А был уже жаркий полдень…

– Ох, пьяница безродный, сирота казанская, опять бутыль самогона спер! – донесся крик голосистой Ханны, когда мы вошли с Мартой во двор. Ханна на чем свет стоит костерила Гордея.

– Фу-ты, ну-ты! – отмахивался он. – Говорю же тебе, на сенокосе эти дни был. У людей спроси.

– Знаю, знаю, где ты был, – не унималась Ханна, – пьяница несчастный!

Я спросил у Марты, за что Ханна недолюбливает Гордея.

– А за что его любить ноне? – тихо произнесла она.

– А раньше было за что?

– Было, да быльем поросло, – вздохнула старушка. – Любила его Ханна… До войны Гордей справным мужиком был, на загляденье – косая сажень в плечах, красавец, непьющий, работящий. В сороковом его на лесоповале придавило, не жилец уже был, а Ханна выходила. Потом прождала его всю войну, а он другую с фронта привез…

– Но насколько я помню, у Гордея никогда не было жены? – поинтересовался я.
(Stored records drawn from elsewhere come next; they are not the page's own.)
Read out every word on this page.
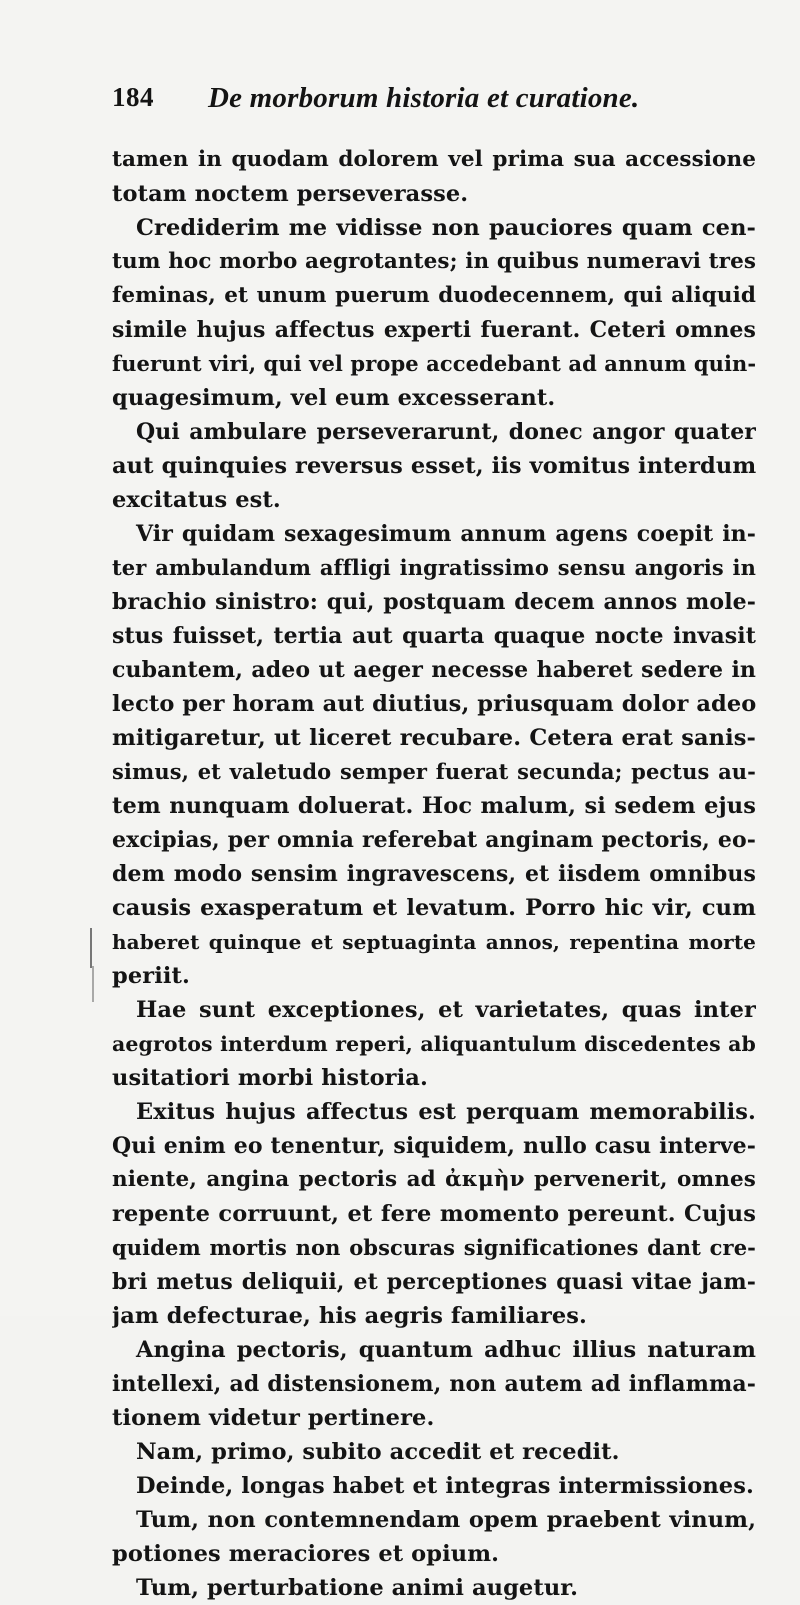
184 De morborum historia et curatione.
tamen in quodam dolorem vel prima sua accessione
totam noctem perseverasse.
Crediderim me vidisse non pauciores quam cen-
tum hoc morbo aegrotantes; in quibus numeravi tres
feminas, et unum puerum duodecennem, qui aliquid
simile hujus affectus experti fuerant. Ceteri omnes
fuerunt viri, qui vel prope accedebant ad annum quin-
quagesimum, vel eum excesserant.
Qui ambulare perseverarunt, donec angor quater
aut quinquies reversus esset, iis vomitus interdum
excitatus est.
Vir quidam sexagesimum annum agens coepit in-
ter ambulandum affligi ingratissimo sensu angoris in
brachio sinistro: qui, postquam decem annos mole-
stus fuisset, tertia aut quarta quaque nocte invasit
cubantem, adeo ut aeger necesse haberet sedere in
lecto per horam aut diutius, priusquam dolor adeo
mitigaretur, ut liceret recubare. Cetera erat sanis-
simus, et valetudo semper fuerat secunda; pectus au-
tem nunquam doluerat. Hoc malum, si sedem ejus
excipias, per omnia referebat anginam pectoris, eo-
dem modo sensim ingravescens, et iisdem omnibus
causis exasperatum et levatum. Porro hic vir, cum
haberet quinque et septuaginta annos, repentina morte
periit.
Hae sunt exceptiones, et varietates, quas inter
aegrotos interdum reperi, aliquantulum discedentes ab
usitatiori morbi historia.
Exitus hujus affectus est perquam memorabilis.
Qui enim eo tenentur, siquidem, nullo casu interve-
niente, angina pectoris ad ἀκμὴν pervenerit, omnes
repente corruunt, et fere momento pereunt. Cujus
quidem mortis non obscuras significationes dant cre-
bri metus deliquii, et perceptiones quasi vitae jam-
jam defecturae, his aegris familiares.
Angina pectoris, quantum adhuc illius naturam
intellexi, ad distensionem, non autem ad inflamma-
tionem videtur pertinere.
Nam, primo, subito accedit et recedit.
Deinde, longas habet et integras intermissiones.
Tum, non contemnendam opem praebent vinum,
potiones meraciores et opium.
Tum, perturbatione animi augetur.
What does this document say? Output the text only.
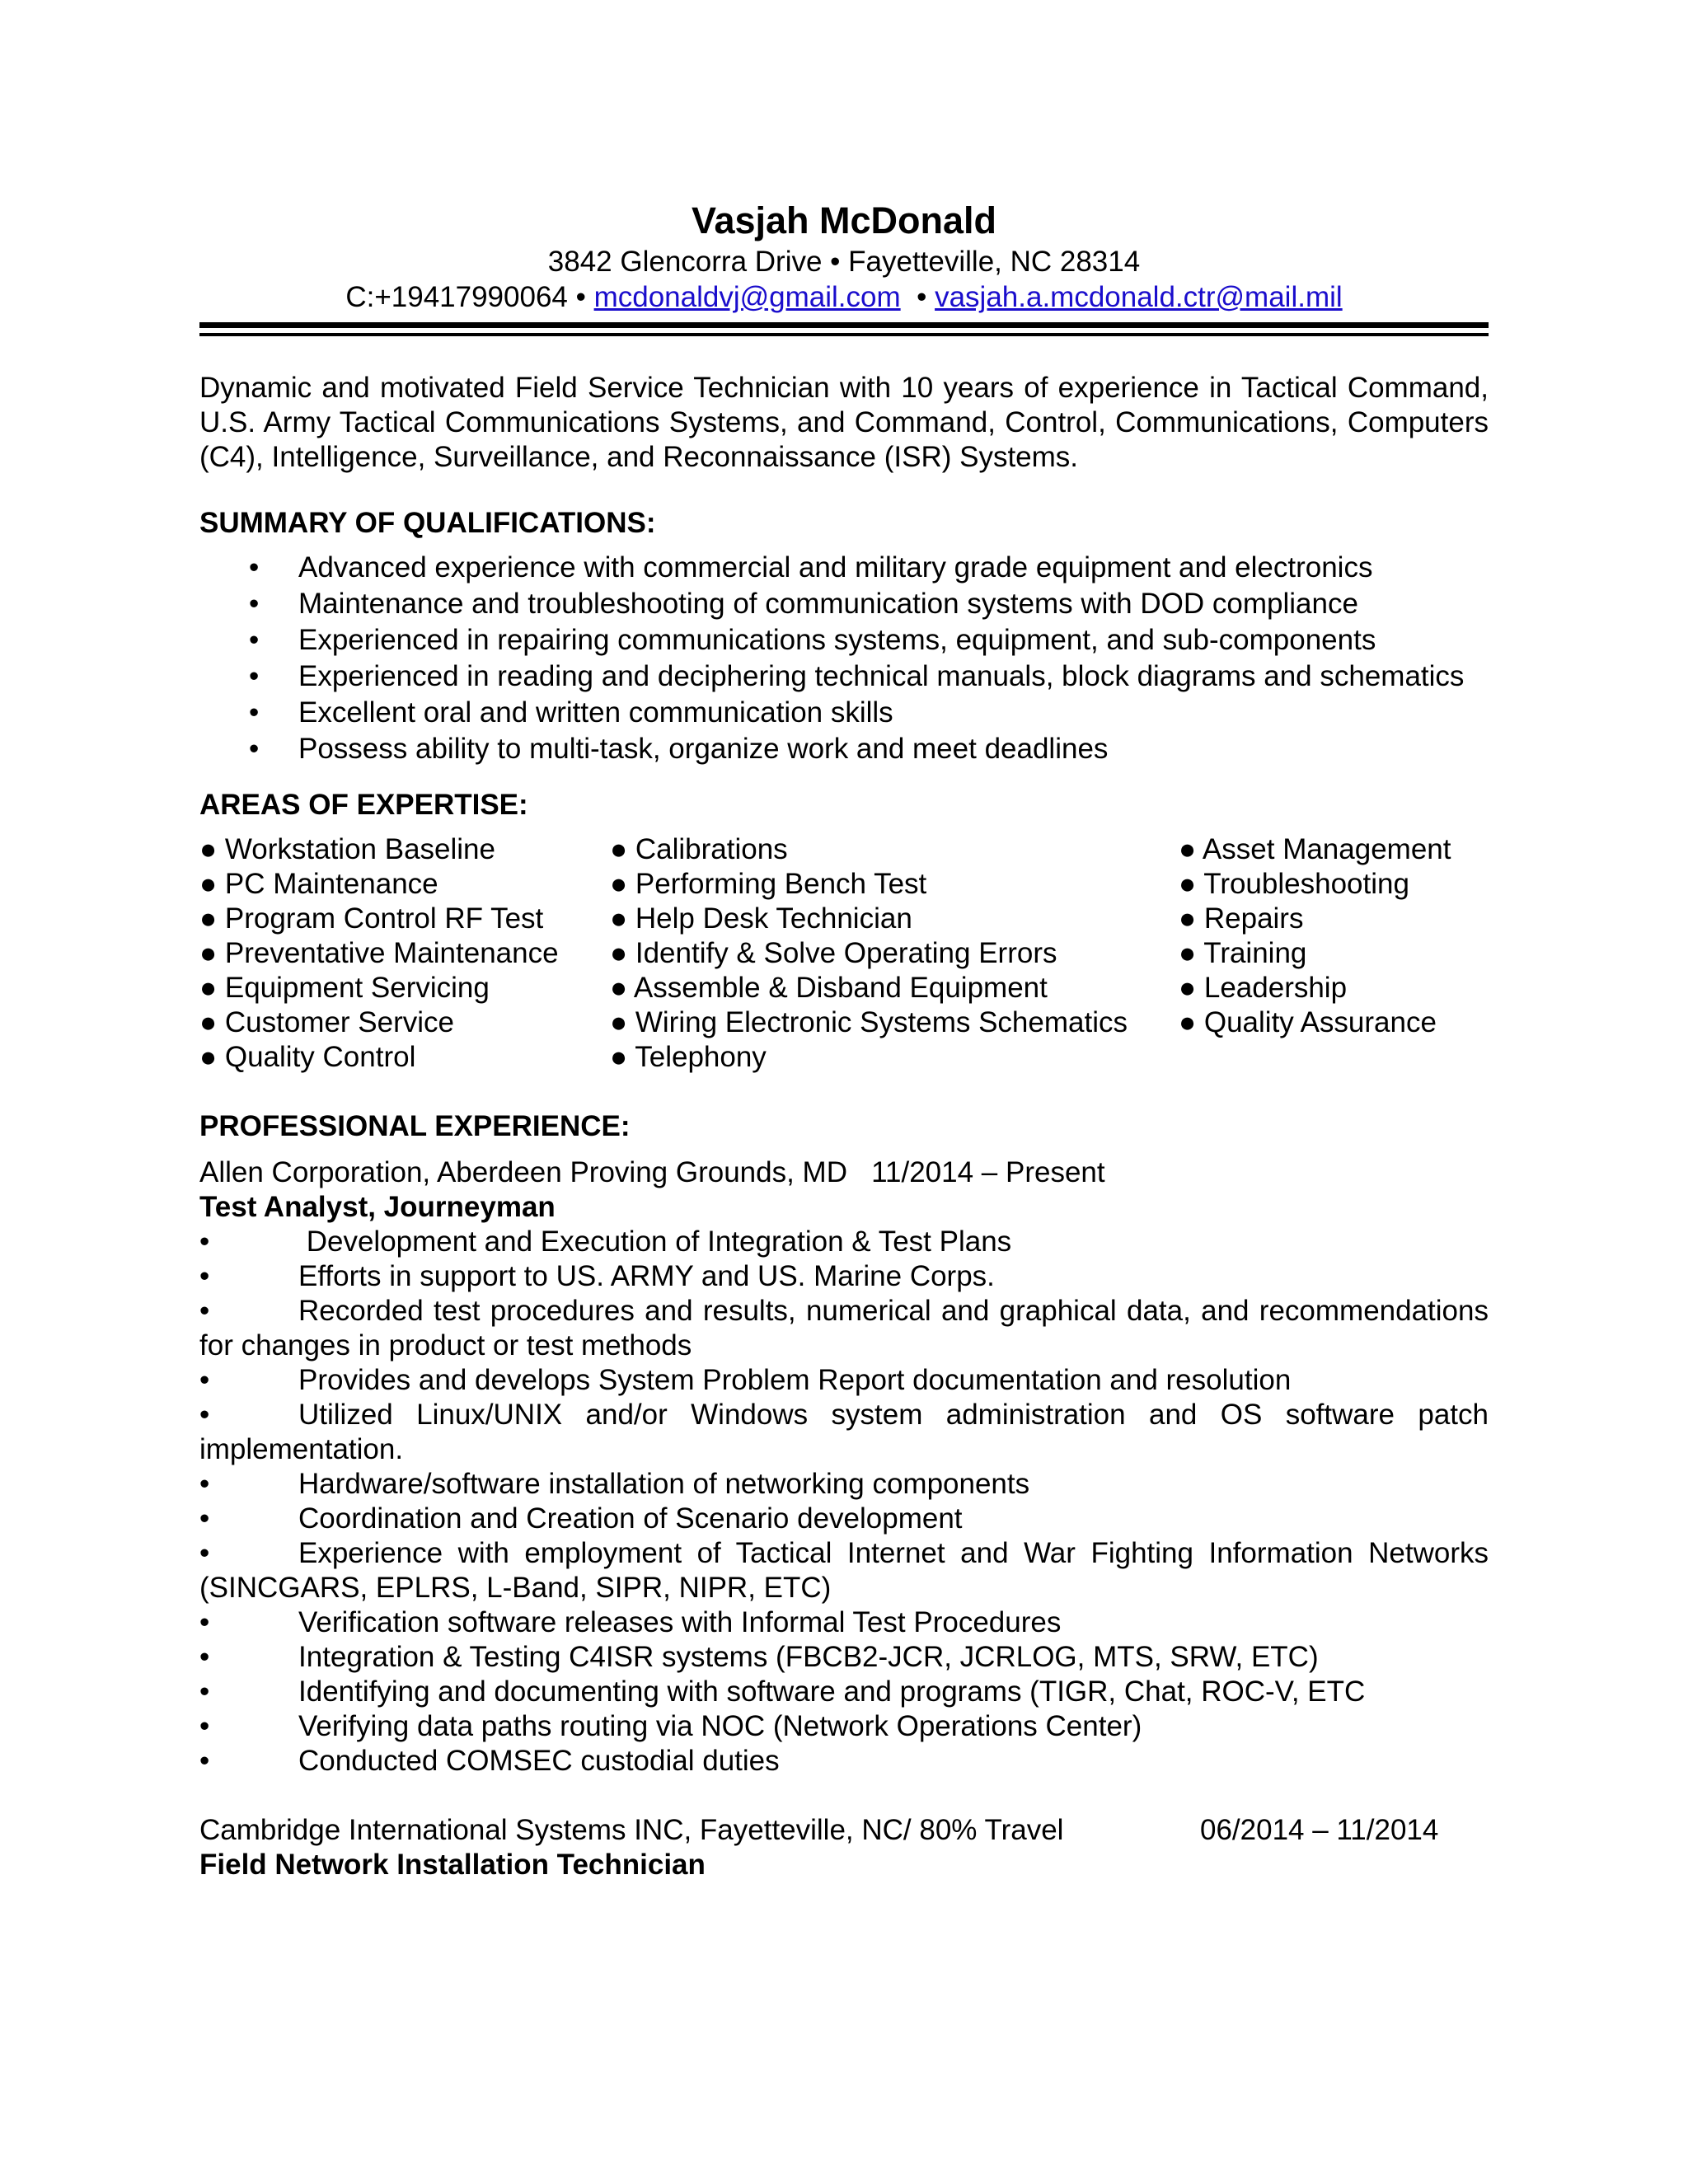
Vasjah McDonald
3842 Glencorra Drive • Fayetteville, NC 28314
C:+19417990064 • mcdonaldvj@gmail.com  • vasjah.a.mcdonald.ctr@mail.mil
Dynamic and motivated Field Service Technician with 10 years of experience in Tactical Command, U.S. Army Tactical Communications Systems, and Command, Control, Communications, Computers (C4), Intelligence, Surveillance, and Reconnaissance (ISR) Systems.
SUMMARY OF QUALIFICATIONS:
• Advanced experience with commercial and military grade equipment and electronics
• Maintenance and troubleshooting of communication systems with DOD compliance
• Experienced in repairing communications systems, equipment, and sub-components
• Experienced in reading and deciphering technical manuals, block diagrams and schematics
• Excellent oral and written communication skills
• Possess ability to multi-task, organize work and meet deadlines
AREAS OF EXPERTISE:
● Workstation Baseline
● PC Maintenance
● Program Control RF Test
● Preventative Maintenance
● Equipment Servicing
● Customer Service
● Quality Control
● Calibrations
● Performing Bench Test
● Help Desk Technician
● Identify & Solve Operating Errors
● Assemble & Disband Equipment
● Wiring Electronic Systems Schematics
● Telephony
● Asset Management
● Troubleshooting
● Repairs
● Training
● Leadership
● Quality Assurance
PROFESSIONAL EXPERIENCE:
Allen Corporation, Aberdeen Proving Grounds, MD   11/2014 – Present
Test Analyst, Journeyman
•	Development and Execution of Integration & Test Plans
•	Efforts in support to US. ARMY and US. Marine Corps.
•	Recorded test procedures and results, numerical and graphical data, and recommendations for changes in product or test methods
•	Provides and develops System Problem Report documentation and resolution
•	Utilized Linux/UNIX and/or Windows system administration and OS software patch implementation.
•	Hardware/software installation of networking components
•	Coordination and Creation of Scenario development
•	Experience with employment of Tactical Internet and War Fighting Information Networks (SINCGARS, EPLRS, L-Band, SIPR, NIPR, ETC)
•	Verification software releases with Informal Test Procedures
•	Integration & Testing C4ISR systems (FBCB2-JCR, JCRLOG, MTS, SRW, ETC)
•	Identifying and documenting with software and programs (TIGR, Chat, ROC-V, ETC
•	Verifying data paths routing via NOC (Network Operations Center)
•	Conducted COMSEC custodial duties
Cambridge International Systems INC, Fayetteville, NC/ 80% Travel	06/2014 – 11/2014
Field Network Installation Technician
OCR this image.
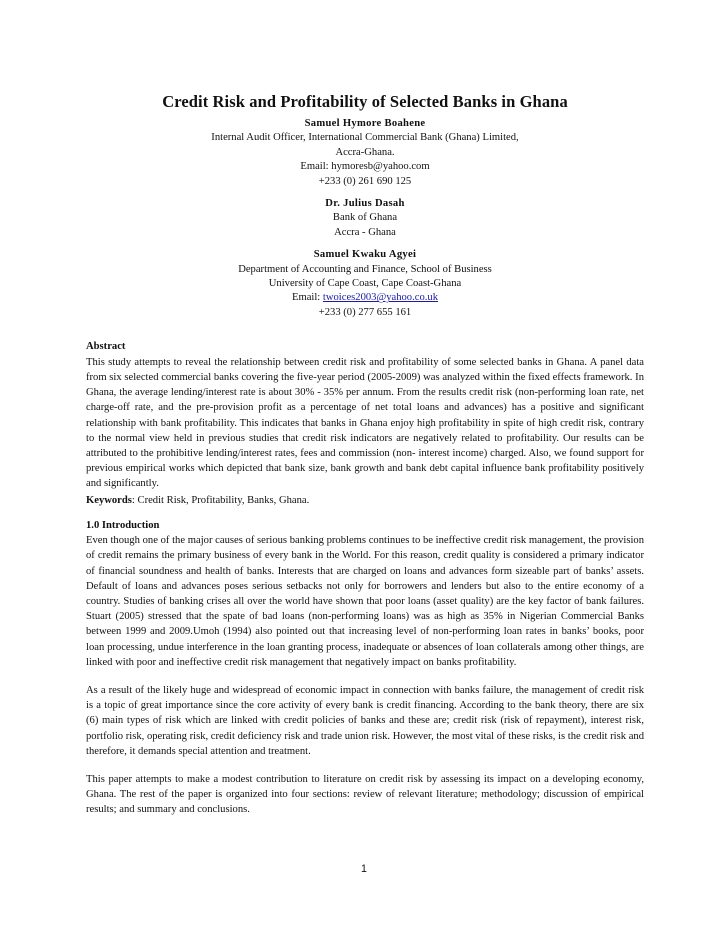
Credit Risk and Profitability of Selected Banks in Ghana
Samuel Hymore Boahene
Internal Audit Officer, International Commercial Bank (Ghana) Limited,
Accra-Ghana.
Email: hymoresb@yahoo.com
+233 (0) 261 690 125
Dr. Julius Dasah
Bank of Ghana
Accra - Ghana
Samuel Kwaku Agyei
Department of Accounting and Finance, School of Business
University of Cape Coast, Cape Coast-Ghana
Email: twoices2003@yahoo.co.uk
+233 (0) 277 655 161
Abstract

This study attempts to reveal the relationship between credit risk and profitability of some selected banks in Ghana. A panel data from six selected commercial banks covering the five-year period (2005-2009) was analyzed within the fixed effects framework. In Ghana, the average lending/interest rate is about 30% - 35% per annum. From the results credit risk (non-performing loan rate, net charge-off rate, and the pre-provision profit as a percentage of net total loans and advances) has a positive and significant relationship with bank profitability. This indicates that banks in Ghana enjoy high profitability in spite of high credit risk, contrary to the normal view held in previous studies that credit risk indicators are negatively related to profitability. Our results can be attributed to the prohibitive lending/interest rates, fees and commission (non- interest income) charged. Also, we found support for previous empirical works which depicted that bank size, bank growth and bank debt capital influence bank profitability positively and significantly.

Keywords: Credit Risk, Profitability, Banks, Ghana.
1.0 Introduction

Even though one of the major causes of serious banking problems continues to be ineffective credit risk management, the provision of credit remains the primary business of every bank in the World. For this reason, credit quality is considered a primary indicator of financial soundness and health of banks. Interests that are charged on loans and advances form sizeable part of banks’ assets. Default of loans and advances poses serious setbacks not only for borrowers and lenders but also to the entire economy of a country. Studies of banking crises all over the world have shown that poor loans (asset quality) are the key factor of bank failures. Stuart (2005) stressed that the spate of bad loans (non-performing loans) was as high as 35% in Nigerian Commercial Banks between 1999 and 2009.Umoh (1994) also pointed out that increasing level of non-performing loan rates in banks’ books, poor loan processing, undue interference in the loan granting process, inadequate or absences of loan collaterals among other things, are linked with poor and ineffective credit risk management that negatively impact on banks profitability.

As a result of the likely huge and widespread of economic impact in connection with banks failure, the management of credit risk is a topic of great importance since the core activity of every bank is credit financing. According to the bank theory, there are six (6) main types of risk which are linked with credit policies of banks and these are; credit risk (risk of repayment), interest risk, portfolio risk, operating risk, credit deficiency risk and trade union risk. However, the most vital of these risks, is the credit risk and therefore, it demands special attention and treatment.

This paper attempts to make a modest contribution to literature on credit risk by assessing its impact on a developing economy, Ghana. The rest of the paper is organized into four sections: review of relevant literature; methodology; discussion of empirical results; and summary and conclusions.

1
– Это уже потом, да и много ли ты помнишь, – продолжила старушка. – После войны Гордей стал наведываться к Ханне, она отказала ему, не захотела семью разрушать. Через нее он запил, семью растерял, но она все одно не простила.

Я вышел за калитку. В зарослях акации, скрывшись от людских глаз, плакал Гордей.

– Что это ты, дед? – тронул я его за плечо.

Он утер износившимся рукавом рубахи слезу и хмыкнул:

– Дождется старая, спалю ее хату! В печенках у меня сидит.

– Да брось ты! Не сможешь! – попытался урезонить его я.

– А почто не смочь? Смогу, – уверил он. – Почему она, почему…

– Не прощает? – про себя договорил за хнычущего деда я.

Они живыми были, мои старики, умели любить, радоваться и грустить о прошлом. И теперь, впадая в детство, инстинктивно рассчитывались друг с другом за неоправданные надежды, несостоявшееся счастье, стараясь незамедлительно подвести итог прожитому.

Как-то по-человечески стало жалко Гордея и, чтобы сгладить боль и обиду, я усадил его на любимого конька. Уж очень он любил приврать о пересечениях своей жизни с судьбами известных людей и тем самым казаться окружающим человеком значительным.

– Да возьми себя в руки! – предложил ему я. – Рассказал бы лучше, как с Брежневым встречался.

Он немного воспрянул духом и, скручивая самокрутку, переспросил:

– С Ленькой, что ли?

Замечу, что всех людей знаменитых, которых он, якобы, знал, Гордей называл только по именам, подчеркивая этим, что был с ними на короткой ноге, так, запанибрата.

– В сорок третьем это было, под Новороссийском, – начал он. Потом повернулся ко мне и строго спросил. – Ты-то хоть «Малую землю» читал?

Я утвердительно кивнул.

– Так вот, помнишь, Леонид писал в ней, как подорвался в море на катере и что не только сам выплыл, но и спас матроса.

Гордей многозначительно смолк, затягиваясь самокруткой, ожидая моей реакции.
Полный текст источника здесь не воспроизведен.